Since 2014, "hijras" in India, have been allowed to change their gender without sex reassignment surgery, and have a constitutional right to register themselves under a third gender. Additionally, some states protect hijras through housing programmes, welfare benefits, pension schemes, free surgeries in government hospitals and others programmes designed to assist them. There are approximately 4.8 million hijras in India.
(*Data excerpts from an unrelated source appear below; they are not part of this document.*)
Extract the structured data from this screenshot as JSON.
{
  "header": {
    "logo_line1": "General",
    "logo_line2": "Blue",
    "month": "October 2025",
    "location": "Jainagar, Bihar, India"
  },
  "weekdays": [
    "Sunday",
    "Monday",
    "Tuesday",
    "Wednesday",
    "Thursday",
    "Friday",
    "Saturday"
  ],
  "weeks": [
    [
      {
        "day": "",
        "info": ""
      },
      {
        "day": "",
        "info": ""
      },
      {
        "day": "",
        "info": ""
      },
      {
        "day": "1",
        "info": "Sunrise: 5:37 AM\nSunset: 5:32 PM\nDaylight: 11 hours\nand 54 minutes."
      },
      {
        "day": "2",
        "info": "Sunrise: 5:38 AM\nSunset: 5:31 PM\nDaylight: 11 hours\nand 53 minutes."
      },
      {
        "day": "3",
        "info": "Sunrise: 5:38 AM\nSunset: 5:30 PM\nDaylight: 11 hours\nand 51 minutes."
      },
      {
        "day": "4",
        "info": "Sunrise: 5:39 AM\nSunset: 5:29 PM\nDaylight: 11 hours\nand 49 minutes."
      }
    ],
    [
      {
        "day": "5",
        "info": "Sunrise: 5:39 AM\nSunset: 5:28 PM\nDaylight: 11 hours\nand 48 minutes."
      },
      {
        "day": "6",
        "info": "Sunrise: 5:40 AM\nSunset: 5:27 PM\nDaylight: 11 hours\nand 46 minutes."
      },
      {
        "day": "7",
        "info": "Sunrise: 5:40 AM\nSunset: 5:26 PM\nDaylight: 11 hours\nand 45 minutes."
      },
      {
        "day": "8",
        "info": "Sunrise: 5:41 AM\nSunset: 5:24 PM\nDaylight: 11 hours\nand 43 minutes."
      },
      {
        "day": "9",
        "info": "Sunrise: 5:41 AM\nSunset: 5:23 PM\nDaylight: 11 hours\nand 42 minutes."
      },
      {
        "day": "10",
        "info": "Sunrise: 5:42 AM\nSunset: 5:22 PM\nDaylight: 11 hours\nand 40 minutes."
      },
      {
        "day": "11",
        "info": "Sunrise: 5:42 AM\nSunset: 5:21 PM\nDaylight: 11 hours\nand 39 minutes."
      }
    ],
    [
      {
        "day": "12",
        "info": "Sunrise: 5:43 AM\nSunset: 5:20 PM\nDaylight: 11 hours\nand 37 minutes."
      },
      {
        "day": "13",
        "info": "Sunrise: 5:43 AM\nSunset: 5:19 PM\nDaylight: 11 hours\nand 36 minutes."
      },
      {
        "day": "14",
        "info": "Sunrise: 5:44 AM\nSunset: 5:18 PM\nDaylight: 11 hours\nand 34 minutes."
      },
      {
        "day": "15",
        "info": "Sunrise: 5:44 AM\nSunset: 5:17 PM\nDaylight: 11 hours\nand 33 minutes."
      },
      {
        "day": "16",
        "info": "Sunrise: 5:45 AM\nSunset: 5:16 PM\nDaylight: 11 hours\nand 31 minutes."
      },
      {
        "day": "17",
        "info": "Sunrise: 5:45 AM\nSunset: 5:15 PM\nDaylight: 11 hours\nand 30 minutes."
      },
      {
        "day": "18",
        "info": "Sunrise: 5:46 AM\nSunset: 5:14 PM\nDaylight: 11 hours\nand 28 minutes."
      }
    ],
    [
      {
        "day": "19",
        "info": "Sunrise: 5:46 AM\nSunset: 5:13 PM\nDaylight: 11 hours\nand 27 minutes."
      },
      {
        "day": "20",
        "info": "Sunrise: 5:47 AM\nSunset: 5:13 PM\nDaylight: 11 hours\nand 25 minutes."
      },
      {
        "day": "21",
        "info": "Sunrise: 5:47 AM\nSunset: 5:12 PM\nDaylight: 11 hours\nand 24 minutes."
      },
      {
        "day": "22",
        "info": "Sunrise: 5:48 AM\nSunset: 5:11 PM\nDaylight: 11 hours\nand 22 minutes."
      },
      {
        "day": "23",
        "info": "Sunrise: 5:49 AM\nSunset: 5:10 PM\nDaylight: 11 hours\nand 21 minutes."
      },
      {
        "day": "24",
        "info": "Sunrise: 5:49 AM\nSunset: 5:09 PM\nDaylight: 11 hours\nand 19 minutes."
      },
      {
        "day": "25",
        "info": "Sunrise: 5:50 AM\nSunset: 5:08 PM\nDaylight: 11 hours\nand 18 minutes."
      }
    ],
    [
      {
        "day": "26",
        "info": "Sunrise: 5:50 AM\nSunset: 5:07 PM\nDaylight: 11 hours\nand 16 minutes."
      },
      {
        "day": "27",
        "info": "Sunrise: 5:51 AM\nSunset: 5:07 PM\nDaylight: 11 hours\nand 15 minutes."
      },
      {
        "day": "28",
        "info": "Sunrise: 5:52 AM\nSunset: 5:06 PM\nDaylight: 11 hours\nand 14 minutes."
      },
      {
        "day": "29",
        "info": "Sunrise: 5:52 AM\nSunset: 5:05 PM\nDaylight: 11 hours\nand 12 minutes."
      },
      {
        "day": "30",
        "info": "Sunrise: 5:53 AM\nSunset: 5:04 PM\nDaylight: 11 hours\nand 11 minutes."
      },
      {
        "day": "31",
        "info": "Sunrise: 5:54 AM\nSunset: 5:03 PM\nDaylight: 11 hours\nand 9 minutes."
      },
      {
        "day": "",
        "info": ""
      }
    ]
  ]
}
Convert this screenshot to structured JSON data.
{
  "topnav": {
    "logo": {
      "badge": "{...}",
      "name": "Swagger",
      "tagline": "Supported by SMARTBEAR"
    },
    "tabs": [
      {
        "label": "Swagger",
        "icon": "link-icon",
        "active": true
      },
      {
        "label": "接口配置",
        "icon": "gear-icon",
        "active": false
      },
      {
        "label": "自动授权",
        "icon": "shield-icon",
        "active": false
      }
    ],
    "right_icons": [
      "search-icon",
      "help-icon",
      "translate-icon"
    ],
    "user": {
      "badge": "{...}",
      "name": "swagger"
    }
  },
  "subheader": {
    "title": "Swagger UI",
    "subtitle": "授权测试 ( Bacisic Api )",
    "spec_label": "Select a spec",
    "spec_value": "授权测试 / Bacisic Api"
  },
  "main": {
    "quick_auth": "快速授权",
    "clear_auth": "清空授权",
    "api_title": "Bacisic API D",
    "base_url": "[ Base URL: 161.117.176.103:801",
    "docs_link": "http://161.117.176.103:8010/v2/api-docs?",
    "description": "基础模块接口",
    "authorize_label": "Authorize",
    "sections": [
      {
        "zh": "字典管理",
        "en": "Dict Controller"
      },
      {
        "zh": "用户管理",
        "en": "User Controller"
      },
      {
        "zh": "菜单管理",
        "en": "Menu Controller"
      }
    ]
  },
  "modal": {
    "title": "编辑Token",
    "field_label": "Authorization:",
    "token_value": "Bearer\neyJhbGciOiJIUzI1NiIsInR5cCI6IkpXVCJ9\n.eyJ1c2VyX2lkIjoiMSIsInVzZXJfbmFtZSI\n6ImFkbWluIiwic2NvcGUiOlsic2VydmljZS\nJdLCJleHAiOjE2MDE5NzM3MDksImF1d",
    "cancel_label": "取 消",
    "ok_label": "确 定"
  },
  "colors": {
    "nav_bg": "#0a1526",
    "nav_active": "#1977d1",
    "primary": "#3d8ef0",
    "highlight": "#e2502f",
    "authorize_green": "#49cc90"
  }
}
Over the past decades, LGBT people have gained more and more tolerance in India, especially in big cities. Nonetheless, most LGBT people in India remain in the closet, in fear of discrimination from families, who see homosexuality as shameful. Reports of honour killings, attacks, torture, and beatings against members of the LGBT community are also common in India.
Public opinion regarding LGBT rights in India is complex. According to a 2016 poll by the International Lesbian, Gay, Bisexual, Trans and Intersex Association, 35% of Indian people were in favor of legalising same-sex marriage, with 35% were opposed to its legalisation. A survey by the Varkey Foundation found that support for same-sex marriage was higher among 18-21 year olds at 53%.
According to a 2017 poll carried out by ILGA, 58% of Indians agreed that gay, lesbian and bisexual people should enjoy the same rights as straight people, while 30% disagreed. Additionally, 59% agreed that they should be protected from workplace discrimination. 39% of Indians, however, said that people who are in same-sex relationships should be charged as criminals, while a plurality of 44% disagreed. As for transgender people, 66% agreed that they should have the same rights, 62% believed they should be protected from employment discrimination and 60% believed they should be allowed to change their legal gender.